Learning from the best.

How well do you really know your top performers?

I was speaking with a friend about a recent executive move within her business. Describing the new Retail Director, she explained, “He must be the luckiest guy alive.” Apparently, his predecessor’s final months had seen the worst of the year’s weather, but the minute the new guy took over, out came the sun and out came the shoppers. In his first month, his team set a new sales record for the company, and he was already being quietly lauded as the best thing to happen to the business in years.

“Surely,” I said, “people can see that it’s just the weather, can’t they?”

“On one level, yes.” She replied, “But I think people want to believe in the new guy. Why wouldn’t they?”

As many a disgruntled shareholder has often pointed out, Boards tend to loudly applaud and richly reward the individual CEO when stock prices rise, only to blame extraneous events when they fall back down again. We want to believe in the power and influence of the individual leaders, even when the evidence suggests it might not be that clear-cut. And it’s a bias that unfortunately prevents us from making whole raft of easy but significant improvements in performance.

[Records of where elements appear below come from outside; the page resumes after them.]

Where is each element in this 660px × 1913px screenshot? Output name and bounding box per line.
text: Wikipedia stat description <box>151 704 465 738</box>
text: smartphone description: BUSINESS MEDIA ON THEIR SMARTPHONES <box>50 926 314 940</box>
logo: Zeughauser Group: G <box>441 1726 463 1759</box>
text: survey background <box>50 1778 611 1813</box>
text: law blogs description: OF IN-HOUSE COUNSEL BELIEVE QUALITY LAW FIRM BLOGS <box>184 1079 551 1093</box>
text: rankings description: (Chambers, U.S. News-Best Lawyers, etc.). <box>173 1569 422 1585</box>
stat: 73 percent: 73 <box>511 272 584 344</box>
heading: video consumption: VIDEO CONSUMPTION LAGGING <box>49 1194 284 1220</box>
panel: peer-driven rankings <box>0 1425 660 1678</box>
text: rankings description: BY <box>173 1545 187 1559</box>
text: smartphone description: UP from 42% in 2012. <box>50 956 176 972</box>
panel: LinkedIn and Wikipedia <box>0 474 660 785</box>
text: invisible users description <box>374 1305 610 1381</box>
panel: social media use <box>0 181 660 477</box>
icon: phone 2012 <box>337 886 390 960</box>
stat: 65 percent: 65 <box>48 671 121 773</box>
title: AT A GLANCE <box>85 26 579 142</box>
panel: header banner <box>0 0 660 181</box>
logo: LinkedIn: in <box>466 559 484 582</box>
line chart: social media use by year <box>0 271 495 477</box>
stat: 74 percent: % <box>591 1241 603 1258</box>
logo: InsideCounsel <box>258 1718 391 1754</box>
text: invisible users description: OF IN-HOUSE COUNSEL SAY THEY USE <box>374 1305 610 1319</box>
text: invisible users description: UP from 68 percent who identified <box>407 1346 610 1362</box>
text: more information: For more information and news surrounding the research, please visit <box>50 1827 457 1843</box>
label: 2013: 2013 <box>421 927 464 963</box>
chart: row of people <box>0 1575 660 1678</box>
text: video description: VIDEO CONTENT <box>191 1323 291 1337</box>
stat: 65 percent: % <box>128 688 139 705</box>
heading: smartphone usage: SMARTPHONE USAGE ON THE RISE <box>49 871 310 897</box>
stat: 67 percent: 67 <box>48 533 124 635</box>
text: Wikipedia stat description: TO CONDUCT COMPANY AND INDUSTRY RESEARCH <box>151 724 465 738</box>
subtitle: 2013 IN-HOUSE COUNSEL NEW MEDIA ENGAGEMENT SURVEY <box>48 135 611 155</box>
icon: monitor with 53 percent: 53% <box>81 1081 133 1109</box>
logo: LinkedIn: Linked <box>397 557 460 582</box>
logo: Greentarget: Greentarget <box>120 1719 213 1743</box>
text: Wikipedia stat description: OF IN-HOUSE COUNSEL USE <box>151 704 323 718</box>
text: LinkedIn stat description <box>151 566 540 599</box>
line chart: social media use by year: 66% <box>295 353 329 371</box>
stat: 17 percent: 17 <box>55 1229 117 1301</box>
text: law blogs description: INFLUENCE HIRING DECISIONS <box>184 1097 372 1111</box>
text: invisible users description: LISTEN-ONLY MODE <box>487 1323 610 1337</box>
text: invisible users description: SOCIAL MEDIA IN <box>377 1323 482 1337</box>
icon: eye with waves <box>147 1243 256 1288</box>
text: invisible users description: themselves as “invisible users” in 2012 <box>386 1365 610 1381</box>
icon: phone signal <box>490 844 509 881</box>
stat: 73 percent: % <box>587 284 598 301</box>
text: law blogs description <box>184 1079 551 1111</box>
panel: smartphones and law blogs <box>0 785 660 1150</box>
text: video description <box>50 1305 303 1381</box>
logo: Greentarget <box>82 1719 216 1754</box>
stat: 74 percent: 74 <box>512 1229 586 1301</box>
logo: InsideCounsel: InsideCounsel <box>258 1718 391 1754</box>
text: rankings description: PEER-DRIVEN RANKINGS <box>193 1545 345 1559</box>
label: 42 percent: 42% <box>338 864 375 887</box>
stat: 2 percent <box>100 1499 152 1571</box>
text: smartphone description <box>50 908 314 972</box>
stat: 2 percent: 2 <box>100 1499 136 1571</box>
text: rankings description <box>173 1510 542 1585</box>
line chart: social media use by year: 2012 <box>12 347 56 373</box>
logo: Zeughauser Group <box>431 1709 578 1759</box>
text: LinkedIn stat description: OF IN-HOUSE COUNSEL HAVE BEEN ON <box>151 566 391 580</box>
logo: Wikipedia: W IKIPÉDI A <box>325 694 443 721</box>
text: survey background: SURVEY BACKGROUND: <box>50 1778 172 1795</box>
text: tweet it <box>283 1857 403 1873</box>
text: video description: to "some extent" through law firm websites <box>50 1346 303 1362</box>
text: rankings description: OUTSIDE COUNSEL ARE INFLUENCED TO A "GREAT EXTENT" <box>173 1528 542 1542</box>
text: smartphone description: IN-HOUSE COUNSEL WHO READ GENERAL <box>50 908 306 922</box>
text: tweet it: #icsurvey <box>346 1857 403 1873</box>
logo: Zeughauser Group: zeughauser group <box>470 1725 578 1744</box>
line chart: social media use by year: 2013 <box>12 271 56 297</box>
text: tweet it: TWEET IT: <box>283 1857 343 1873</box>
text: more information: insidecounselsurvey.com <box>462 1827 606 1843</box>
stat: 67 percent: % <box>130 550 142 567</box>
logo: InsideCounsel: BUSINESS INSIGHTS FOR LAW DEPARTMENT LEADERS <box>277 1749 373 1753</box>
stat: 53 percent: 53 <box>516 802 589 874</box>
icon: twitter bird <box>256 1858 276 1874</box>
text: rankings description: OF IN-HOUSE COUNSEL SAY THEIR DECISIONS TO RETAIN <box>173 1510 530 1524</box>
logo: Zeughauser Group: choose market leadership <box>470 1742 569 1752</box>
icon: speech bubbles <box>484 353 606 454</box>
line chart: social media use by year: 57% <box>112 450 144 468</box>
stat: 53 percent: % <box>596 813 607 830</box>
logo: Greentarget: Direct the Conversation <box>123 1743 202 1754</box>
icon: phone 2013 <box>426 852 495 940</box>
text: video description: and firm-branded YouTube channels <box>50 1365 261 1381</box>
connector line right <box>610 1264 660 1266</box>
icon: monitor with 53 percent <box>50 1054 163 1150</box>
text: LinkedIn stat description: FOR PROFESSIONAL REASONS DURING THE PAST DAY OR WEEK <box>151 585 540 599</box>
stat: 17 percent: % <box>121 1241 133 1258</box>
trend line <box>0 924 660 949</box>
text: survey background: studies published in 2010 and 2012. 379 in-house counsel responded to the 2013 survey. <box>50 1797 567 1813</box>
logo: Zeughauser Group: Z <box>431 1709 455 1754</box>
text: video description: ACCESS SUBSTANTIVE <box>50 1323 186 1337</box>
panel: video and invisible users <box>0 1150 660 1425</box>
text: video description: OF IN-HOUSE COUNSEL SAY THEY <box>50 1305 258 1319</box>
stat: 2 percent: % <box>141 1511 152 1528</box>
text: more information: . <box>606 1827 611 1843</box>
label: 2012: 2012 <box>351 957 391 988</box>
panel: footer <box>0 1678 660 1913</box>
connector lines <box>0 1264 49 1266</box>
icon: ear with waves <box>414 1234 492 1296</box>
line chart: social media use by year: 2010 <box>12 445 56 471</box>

Most organisations know who their best performers are, but very few actually understand why – what is it that makes the difference between the best and the rest? The more we understand what really drives performance, the more we can replicate it. But in my experience, this is probably the single biggest hot-spot of flawed assumptions and personal biases in most businesses.

Many years ago, when I worked in the pub industry, the conventional wisdom was that the pub manager or landlord, was the single biggest factor that could make or break a pub. Put a bad manager in a good pub and s/he would kill it in weeks; conversely put a great manager in a struggling one, and they’d turn it around just as quickly. But, while the former may be true, it turns out that the latter generally isn’t. In fact, the analysis of over 2000 pubs over a three-year period, showed there were actually seven critical factors, each of which played a significant role in turning around performance.

A few years later, I encountered a similar situation with a client in the Social Care sector. Everyone knew that the quality of a Care Home was entirely dependent of the quality of its manager. And so, when my client acquired a struggling chain of homes, the CEO decided that some of the best managers should be moved over to help turn around the newly acquired homes, despite the “obvious concerns” of the regional teams that their existing homes would suffer as a result.

As it turned out, the existing homes did just fine, but many of the managers who were moved had a far more difficult time: they struggled to turn the acquired homes around, and many lost confidence as a result. But not all of them struggled – some succeeded remarkably well, and once again, it turned out that there were multiple factors, of which manager quality was just one, that would define if a turnaround would succeed.

So, here’s my question to you. The next time you look at a breakdown of relative performance in your business – whether that’s in the sales team, the customer service department, between different divisions, regions or countries, how confident are you that you genuinely understand what’s driving those differences? How forensic are your people in objectively looking at the data and the evidence, and getting past the personality biases, before forming conclusions about what really produces your best performances, and what the rest could learn from them?